La cession du contrat de franchise par le franchiseur

Une société spécialisée dans les expertises techniques dans l’habitat et la formation, la création d’arts graphiques et de sites Internet anime un réseau de franchise. Quelques années plus tard, alors que le réseau compte une dizaine de franchisés, ses co-gérants décident de séparer les activités de diagnostic, de formation et de développement de la franchise des autres activités.

Ils constituent en 2009 une nouvelle société qui bénéficie de la même enseigne que la première société et devient, en 2010, cessionnaire des contrats de franchise alors en cours. Un contentieux naît deux ans plus tard entre le franchiseur et un des premiers franchisés au motif du non-respect par ce dernier d’une obligation de non-concurrence.

En défense, le franchisé demande, à titre principal, l’annulation du contrat de franchise pour absence de cause et d’objet au motif que le nouveau franchiseur ne pouvait pas avoir cette qualité en raison de son inexpérience et de son absence de savoir-faire. A titre subsidiaire, il invoque l’inopposabilité de la cession du contrat de franchise eu égard à l’absence d’enregistrement de l’acte et de signification par application de l’article 1690 du Code civil (CA Montpellier, 5 septembre 2017, n°15/04903).

On peut penser que le contrat stipulait qu’il était cessible par le franchiseur. En effet, le franchisé n’argumente pas sur le caractère intuitu personae du contrat de franchise pour critiquer sa cession, alors que, la Cour de cassation ayant reconnu ce caractère au contrat de franchise (Cass. com., 3 juin 2008, n°06-18.007 et Cass. com., 3 juin 2008, n°06-13.761), il eut alors fallu l’accord du franchisé sur la cession (Cass. com., 6 mai 1997, n°94-16.335).

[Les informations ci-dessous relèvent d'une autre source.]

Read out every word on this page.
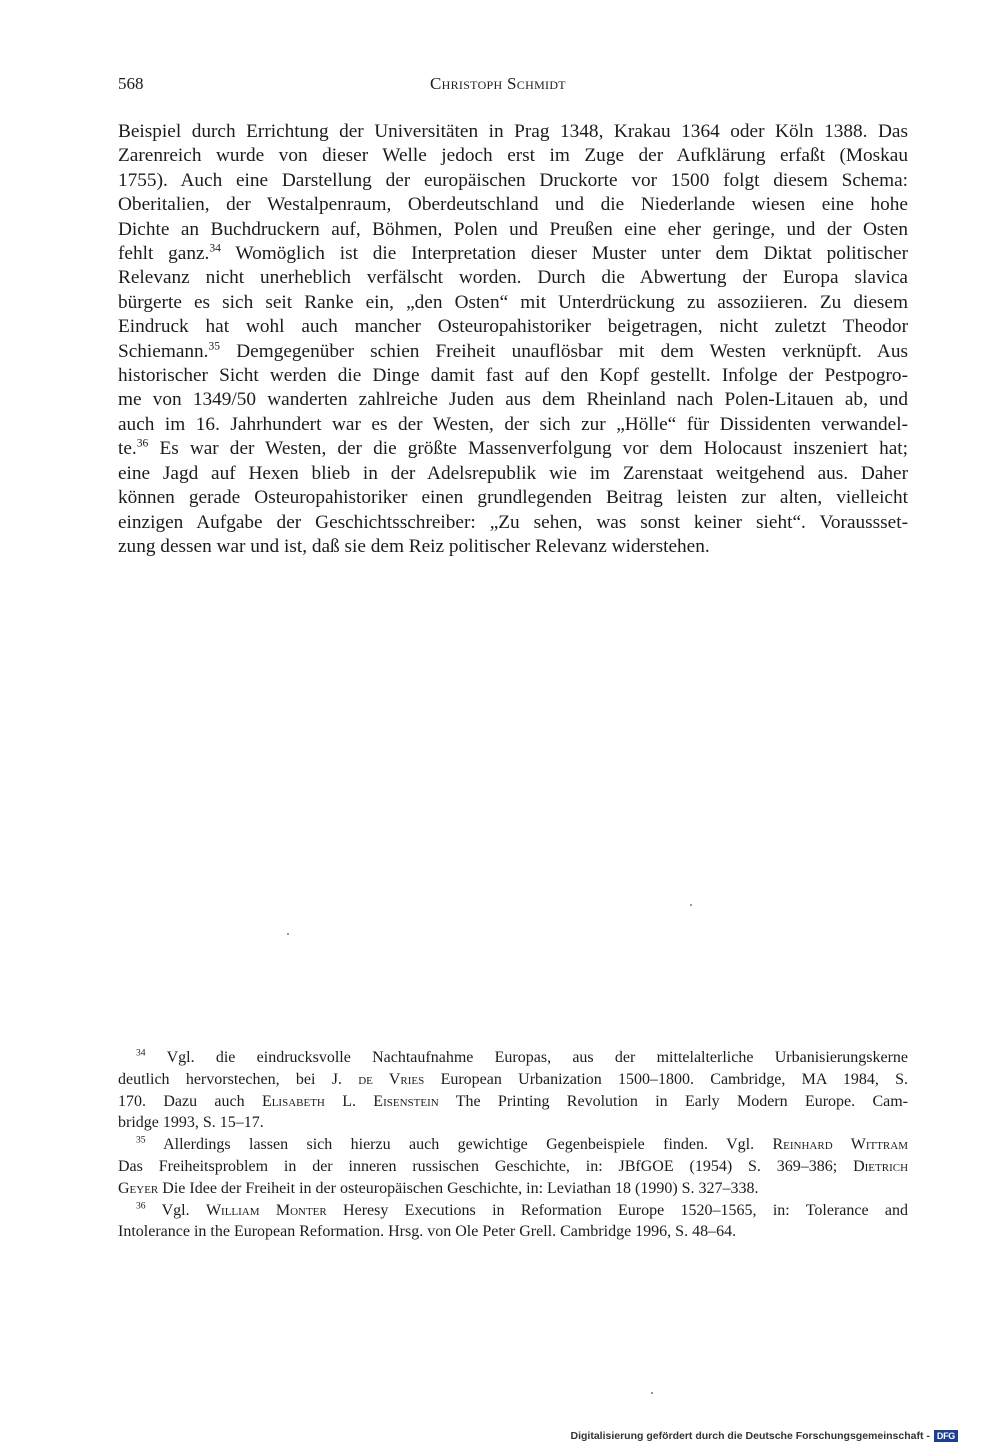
568	Christoph Schmidt
Beispiel durch Errichtung der Universitäten in Prag 1348, Krakau 1364 oder Köln 1388. Das
Zarenreich wurde von dieser Welle jedoch erst im Zuge der Aufklärung erfaßt (Moskau
1755). Auch eine Darstellung der europäischen Druckorte vor 1500 folgt diesem Schema:
Oberitalien, der Westalpenraum, Oberdeutschland und die Niederlande wiesen eine hohe
Dichte an Buchdruckern auf, Böhmen, Polen und Preußen eine eher geringe, und der Osten
fehlt ganz.$^{34}$ Womöglich ist die Interpretation dieser Muster unter dem Diktat politischer
Relevanz nicht unerheblich verfälscht worden. Durch die Abwertung der Europa slavica
bürgerte es sich seit Ranke ein, „den Osten“ mit Unterdrückung zu assoziieren. Zu diesem
Eindruck hat wohl auch mancher Osteuropahistoriker beigetragen, nicht zuletzt Theodor
Schiemann.$^{35}$ Demgegenüber schien Freiheit unauflösbar mit dem Westen verknüpft. Aus
historischer Sicht werden die Dinge damit fast auf den Kopf gestellt. Infolge der Pestpogro-
me von 1349/50 wanderten zahlreiche Juden aus dem Rheinland nach Polen-Litauen ab, und
auch im 16. Jahrhundert war es der Westen, der sich zur „Hölle“ für Dissidenten verwandel-
te.$^{36}$ Es war der Westen, der die größte Massenverfolgung vor dem Holocaust inszeniert hat;
eine Jagd auf Hexen blieb in der Adelsrepublik wie im Zarenstaat weitgehend aus. Daher
können gerade Osteuropahistoriker einen grundlegenden Beitrag leisten zur alten, vielleicht
einzigen Aufgabe der Geschichtsschreiber: „Zu sehen, was sonst keiner sieht“. Voraussset-
zung dessen war und ist, daß sie dem Reiz politischer Relevanz widerstehen.
$^{34}$ Vgl. die eindrucksvolle Nachtaufnahme Europas, aus der mittelalterliche Urbanisierungskerne
deutlich hervorstechen, bei J. de Vries European Urbanization 1500–1800. Cambridge, MA 1984, S.
170. Dazu auch Elisabeth L. Eisenstein The Printing Revolution in Early Modern Europe. Cam-
bridge 1993, S. 15–17.
$^{35}$ Allerdings lassen sich hierzu auch gewichtige Gegenbeispiele finden. Vgl. Reinhard Wittram
Das Freiheitsproblem in der inneren russischen Geschichte, in: JBfGOE (1954) S. 369–386; Dietrich
Geyer Die Idee der Freiheit in der osteuropäischen Geschichte, in: Leviathan 18 (1990) S. 327–338.
$^{36}$ Vgl. William Monter Heresy Executions in Reformation Europe 1520–1565, in: Tolerance and
Intolerance in the European Reformation. Hrsg. von Ole Peter Grell. Cambridge 1996, S. 48–64.
Digitalisierung gefördert durch die Deutsche Forschungsgemeinschaft - DFG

Pour apprécier tant la validité que l’opposabilité de la cession du contrat de franchise au franchisé, la cour d’appel de Montpellier a fondé sa décision sur des critères déjà éprouvés.

Ainsi, sur la validité de la cession, elle a recherché si le nouveau franchiseur avait effectivement l’expérience et le savoir-faire nécessaires pour poursuivre l’animation du réseau. Elle confirme la validité de la cession en relevant que le nouveau franchiseur exerçait son activité sous le nom commercial initial du réseau de franchise et ce réseau était animé par le dirigeant du premier franchiseur : en effet, il bénéficiait ainsi du savoir-faire et de l’expérience lui permettant d’acquérir valablement le réseau de franchise développé par le premier franchiseur.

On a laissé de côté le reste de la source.